Le derrière entre deux sièges
C'est peu de dire que j'aime ce qu'écrit Antony Beevor, le bonhomme à le génie de rendre l'histoire vivante et en ce sens, "la chute de Berlin" est juste un monument.
Hors, pour cet opus consacré à la bataille de Normandie, sujet vaste et touffu s'il en est, l'auteur n'a pas su ou voulu choisir son angle d'approche.
Pas que le livre soit mauvais, loin de là, ça reste remarquablement écrit, mais entre les témoignages brut de décoffrage des vétérans et l'analyse factuelle, il faut faire un choix.
Trop souvent, on passe d'une page à l'autre de l'exposition de faits remarquablement documentés qui éclairent l'histoire d'un jour nouveau (on savait que Montgomery n'avait pas que des amis, mais à ce point, ça laisse pantois), à des passages tirés de souvenirs, de témoignages et de rapports d'époque clairement fantaisistes. Le soucis, c'est que ces "faits" ne sont que trop rarement mis en doutes ou modérés par l'auteur.
Du coup, on se retrouve avec d'un côté un ouvrage passionnant et qui défriche des pistes neuves, notamment sur les prises de décision des états majors, à un recueil des plus grossiers clichés sur la Normandie.
Ces récits de vétérans sont toujours à prendre avec des pincettes, il m'est arrivé de discuter avec un vétéran allemand qui me disait qu'à la fin de la guerre, c'était impossible de combattre des russes équipés de ... kalashnikov. En 45...
Tout férus d'histoire le sait, au bout de 50 ans et plus, les vétérans ont raconté 200 fois leurs histoires, ont modifié, enjolivé la chose. Idem pour les rapports de terrain, quasi systématiquement bidouillés.
C'est dommage que Beevor ne se soit pas imposé plus de rigueur. Le passionné sait faire le tri, le lecteur lambda non. Du coup, les histoires extravagantes de simples soldats anéantissant des colonnes blindés entières avec une grenade ou deux passent pour véridiques, et donnent presque l'impression que la normandie, c'était trop facile vu que les allemands se battaient avec des engins en fer blanc.

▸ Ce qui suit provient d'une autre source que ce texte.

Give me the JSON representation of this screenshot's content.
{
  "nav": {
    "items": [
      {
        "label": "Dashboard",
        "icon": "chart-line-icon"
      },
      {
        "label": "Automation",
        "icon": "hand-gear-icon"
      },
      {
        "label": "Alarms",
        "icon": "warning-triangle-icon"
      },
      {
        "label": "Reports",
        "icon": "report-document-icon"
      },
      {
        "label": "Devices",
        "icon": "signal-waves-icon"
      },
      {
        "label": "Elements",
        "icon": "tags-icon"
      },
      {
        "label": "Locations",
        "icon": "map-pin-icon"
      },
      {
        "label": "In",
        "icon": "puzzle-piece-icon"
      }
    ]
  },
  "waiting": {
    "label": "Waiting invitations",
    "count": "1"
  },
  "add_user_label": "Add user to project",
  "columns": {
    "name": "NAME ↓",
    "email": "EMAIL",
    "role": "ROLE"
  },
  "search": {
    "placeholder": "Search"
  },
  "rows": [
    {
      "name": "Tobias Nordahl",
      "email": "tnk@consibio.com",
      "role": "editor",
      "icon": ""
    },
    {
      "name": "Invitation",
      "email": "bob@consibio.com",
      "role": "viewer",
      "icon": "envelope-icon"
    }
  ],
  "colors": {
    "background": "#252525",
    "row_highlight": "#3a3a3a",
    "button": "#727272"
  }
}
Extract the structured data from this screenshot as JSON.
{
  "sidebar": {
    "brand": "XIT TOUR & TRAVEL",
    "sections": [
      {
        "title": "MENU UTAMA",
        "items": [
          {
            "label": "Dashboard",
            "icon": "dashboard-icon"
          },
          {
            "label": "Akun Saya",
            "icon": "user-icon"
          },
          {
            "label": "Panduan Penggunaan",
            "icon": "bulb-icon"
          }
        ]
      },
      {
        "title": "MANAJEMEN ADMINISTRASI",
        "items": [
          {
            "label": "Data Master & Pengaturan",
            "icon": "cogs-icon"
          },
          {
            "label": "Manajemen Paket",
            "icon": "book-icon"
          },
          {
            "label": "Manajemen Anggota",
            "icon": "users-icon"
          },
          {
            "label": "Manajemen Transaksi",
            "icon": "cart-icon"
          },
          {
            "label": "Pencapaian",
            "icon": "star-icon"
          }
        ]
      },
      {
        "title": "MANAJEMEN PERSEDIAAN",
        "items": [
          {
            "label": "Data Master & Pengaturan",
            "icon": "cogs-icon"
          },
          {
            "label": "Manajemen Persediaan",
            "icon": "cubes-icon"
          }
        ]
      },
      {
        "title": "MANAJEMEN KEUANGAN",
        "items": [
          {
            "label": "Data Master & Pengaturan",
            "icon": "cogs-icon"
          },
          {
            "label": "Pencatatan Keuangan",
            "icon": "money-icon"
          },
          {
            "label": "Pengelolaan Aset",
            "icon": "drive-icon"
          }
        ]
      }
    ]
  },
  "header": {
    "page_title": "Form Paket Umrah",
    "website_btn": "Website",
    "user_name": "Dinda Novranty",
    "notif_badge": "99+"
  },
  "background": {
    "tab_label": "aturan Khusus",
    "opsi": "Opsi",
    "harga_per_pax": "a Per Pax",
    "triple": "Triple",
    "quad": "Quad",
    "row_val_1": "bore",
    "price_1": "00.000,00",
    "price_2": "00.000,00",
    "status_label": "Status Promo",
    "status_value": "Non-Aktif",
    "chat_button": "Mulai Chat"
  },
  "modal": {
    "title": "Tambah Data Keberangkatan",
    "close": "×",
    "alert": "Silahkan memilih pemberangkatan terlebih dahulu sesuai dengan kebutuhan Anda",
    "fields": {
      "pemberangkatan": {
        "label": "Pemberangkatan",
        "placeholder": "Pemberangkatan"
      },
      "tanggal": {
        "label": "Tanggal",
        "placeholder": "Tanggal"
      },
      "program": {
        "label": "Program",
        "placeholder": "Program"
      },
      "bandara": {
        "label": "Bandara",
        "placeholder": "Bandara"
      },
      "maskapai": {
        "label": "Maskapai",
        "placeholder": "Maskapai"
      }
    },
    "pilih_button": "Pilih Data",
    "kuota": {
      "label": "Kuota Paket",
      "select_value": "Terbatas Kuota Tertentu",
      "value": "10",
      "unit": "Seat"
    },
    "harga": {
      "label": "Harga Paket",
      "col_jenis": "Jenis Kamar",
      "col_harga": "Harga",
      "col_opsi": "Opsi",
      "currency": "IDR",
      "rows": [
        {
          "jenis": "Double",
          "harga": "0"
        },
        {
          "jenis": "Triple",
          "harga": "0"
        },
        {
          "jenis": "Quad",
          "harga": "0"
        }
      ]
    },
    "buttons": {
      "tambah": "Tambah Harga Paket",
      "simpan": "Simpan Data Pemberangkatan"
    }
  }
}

C'est dommage, d'autant que "Stalingrad" et "la chute de Berlin" avaient su intelligemment éviter l'écueil du cliché (encore que pas toujours).
Pour résumer, c'est toujours aussi passionnant, ça se lit d'une traite (ou deux, c'est quand même long), c'est plein d'excellentes choses, mais ce "D day" n'est réellement pas LE livre sur la bataille de Normandie.